In The Sunday Book Bazaar, Kanupriya Dhingra traces the life of this remarkable market—from its roots in the book cultures of Shahjahanabad and Daryaganj to its rise as a second-hand book paradise, and from its legal battles and evictions to its relocation in Mahila Haat.
Combining urban history, fieldwork, memoir and literary affection, she follows the books, booksellers and readers who made the bazaar a parallel world of print: informal, unpredictable, deeply democratic, and impossible to replace.

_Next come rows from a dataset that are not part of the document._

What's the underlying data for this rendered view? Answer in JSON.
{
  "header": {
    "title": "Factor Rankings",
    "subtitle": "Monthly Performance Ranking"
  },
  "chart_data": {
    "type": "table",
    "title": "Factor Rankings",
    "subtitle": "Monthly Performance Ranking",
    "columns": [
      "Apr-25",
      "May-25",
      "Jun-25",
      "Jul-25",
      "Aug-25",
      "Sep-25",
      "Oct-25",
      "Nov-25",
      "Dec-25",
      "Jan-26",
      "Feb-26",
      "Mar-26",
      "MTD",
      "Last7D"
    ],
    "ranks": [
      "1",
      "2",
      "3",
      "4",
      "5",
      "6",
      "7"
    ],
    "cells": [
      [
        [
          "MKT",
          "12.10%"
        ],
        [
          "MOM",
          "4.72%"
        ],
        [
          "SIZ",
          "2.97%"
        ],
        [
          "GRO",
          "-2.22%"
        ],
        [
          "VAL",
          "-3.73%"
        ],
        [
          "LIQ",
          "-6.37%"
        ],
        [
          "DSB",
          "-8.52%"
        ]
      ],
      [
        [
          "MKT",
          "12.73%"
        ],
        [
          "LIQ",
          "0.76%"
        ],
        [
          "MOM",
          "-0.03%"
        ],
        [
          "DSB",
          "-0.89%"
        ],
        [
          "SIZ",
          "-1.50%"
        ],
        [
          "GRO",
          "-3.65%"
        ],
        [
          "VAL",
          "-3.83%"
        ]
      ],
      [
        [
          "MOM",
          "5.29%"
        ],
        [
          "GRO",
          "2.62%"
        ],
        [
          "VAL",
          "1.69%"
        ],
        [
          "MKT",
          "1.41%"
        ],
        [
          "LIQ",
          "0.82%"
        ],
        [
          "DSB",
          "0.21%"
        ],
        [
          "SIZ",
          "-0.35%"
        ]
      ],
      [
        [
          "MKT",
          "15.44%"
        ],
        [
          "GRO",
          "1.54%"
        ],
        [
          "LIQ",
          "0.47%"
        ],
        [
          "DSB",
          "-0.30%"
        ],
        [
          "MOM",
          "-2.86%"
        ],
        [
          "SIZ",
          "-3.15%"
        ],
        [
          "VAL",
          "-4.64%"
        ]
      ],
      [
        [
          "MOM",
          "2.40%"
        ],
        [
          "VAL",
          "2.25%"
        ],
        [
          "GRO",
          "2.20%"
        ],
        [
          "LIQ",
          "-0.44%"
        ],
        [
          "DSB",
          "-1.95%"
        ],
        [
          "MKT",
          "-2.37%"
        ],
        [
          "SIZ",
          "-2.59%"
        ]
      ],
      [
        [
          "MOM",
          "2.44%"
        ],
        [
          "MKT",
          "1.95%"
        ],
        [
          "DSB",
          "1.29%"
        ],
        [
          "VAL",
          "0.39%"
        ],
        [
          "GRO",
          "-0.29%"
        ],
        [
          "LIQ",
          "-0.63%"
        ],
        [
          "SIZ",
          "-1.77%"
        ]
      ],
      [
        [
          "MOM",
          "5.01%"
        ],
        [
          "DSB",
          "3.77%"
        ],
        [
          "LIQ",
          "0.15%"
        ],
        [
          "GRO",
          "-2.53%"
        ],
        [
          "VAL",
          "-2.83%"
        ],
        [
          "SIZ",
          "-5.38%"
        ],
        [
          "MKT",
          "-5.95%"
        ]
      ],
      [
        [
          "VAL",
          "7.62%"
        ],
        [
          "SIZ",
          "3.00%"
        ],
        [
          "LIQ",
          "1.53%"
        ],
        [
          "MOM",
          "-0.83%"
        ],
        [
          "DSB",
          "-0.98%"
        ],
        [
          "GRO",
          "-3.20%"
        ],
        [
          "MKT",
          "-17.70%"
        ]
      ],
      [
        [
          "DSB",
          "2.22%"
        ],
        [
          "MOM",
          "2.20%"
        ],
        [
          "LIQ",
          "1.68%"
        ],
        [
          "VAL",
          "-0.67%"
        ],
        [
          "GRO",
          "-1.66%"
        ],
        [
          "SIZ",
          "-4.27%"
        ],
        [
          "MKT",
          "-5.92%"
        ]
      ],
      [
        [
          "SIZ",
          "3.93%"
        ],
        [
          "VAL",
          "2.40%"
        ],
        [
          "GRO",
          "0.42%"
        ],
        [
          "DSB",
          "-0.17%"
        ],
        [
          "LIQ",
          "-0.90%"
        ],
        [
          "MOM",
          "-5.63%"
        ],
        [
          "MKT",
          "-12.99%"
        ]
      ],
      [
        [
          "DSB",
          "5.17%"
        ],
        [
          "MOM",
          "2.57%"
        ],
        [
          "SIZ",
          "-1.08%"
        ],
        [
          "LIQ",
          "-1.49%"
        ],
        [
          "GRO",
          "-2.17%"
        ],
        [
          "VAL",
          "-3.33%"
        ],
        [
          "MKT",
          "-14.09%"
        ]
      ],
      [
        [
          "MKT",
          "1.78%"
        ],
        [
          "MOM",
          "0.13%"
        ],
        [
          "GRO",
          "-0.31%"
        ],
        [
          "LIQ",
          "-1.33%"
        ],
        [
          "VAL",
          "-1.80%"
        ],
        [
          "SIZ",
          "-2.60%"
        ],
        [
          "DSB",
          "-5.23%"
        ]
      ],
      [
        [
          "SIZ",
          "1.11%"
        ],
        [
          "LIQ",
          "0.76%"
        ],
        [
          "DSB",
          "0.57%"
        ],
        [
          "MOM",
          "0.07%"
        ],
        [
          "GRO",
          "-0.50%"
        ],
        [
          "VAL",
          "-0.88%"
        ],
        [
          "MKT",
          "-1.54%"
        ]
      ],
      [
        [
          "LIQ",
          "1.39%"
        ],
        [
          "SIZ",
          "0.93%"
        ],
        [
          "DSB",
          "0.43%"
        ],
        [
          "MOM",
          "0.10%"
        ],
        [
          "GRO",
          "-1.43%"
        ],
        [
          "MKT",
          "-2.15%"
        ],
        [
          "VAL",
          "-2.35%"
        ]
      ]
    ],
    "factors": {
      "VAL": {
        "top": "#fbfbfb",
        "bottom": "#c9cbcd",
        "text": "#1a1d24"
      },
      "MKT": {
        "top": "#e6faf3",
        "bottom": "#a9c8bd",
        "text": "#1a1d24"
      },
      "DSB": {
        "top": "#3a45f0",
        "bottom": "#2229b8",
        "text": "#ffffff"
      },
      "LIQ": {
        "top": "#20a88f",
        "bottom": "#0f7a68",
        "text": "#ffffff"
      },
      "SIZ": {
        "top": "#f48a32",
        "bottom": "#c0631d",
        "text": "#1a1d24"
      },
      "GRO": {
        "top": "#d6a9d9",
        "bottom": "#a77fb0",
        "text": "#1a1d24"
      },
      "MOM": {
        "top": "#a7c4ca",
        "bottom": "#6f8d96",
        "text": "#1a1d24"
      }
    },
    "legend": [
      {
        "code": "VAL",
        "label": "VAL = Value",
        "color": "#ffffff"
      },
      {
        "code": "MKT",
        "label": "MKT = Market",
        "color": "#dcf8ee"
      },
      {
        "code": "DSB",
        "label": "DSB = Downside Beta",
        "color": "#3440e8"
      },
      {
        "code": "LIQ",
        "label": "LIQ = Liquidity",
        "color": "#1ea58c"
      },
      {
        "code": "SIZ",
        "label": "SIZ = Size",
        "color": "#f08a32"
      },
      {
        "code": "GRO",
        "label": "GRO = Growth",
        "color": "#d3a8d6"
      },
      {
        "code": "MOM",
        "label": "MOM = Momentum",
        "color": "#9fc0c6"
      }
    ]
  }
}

At once urban history, ethnography, memoir, and a love letter to second-hand books, The Sunday Book Bazaar asks what makes a market more than a place of commerce. Who gets to read? Who gets to sell? Who gets to occupy public space? And what does a city lose when it tidies away the unruly, democratic spaces where its readers first learn to browse, bargain, linger and belong?
About the Author
Dr Kanupriya Dhingra researches book history, print cultures, oral history, and urban studies, with a special focus on Delhi’s parallel book markets. Her doctoral work at SOAS, University of London, supported by the Felix Scholarship and the SOAS Fieldwork Grant, examined Daryaganj’s book culture through extensive interviews with booksellers and readers. She has written for Comparative Critical Studies, The Caravan, Seminar, Scroll, and Himal SouthAsian, and has spoken at institutions including Oxford, the British Library, Jadavpur University, Jamia Millia Islamia, and the University of Delhi. She also writes and translates poetry and fiction from Hindi, Punjabi, and Urdu.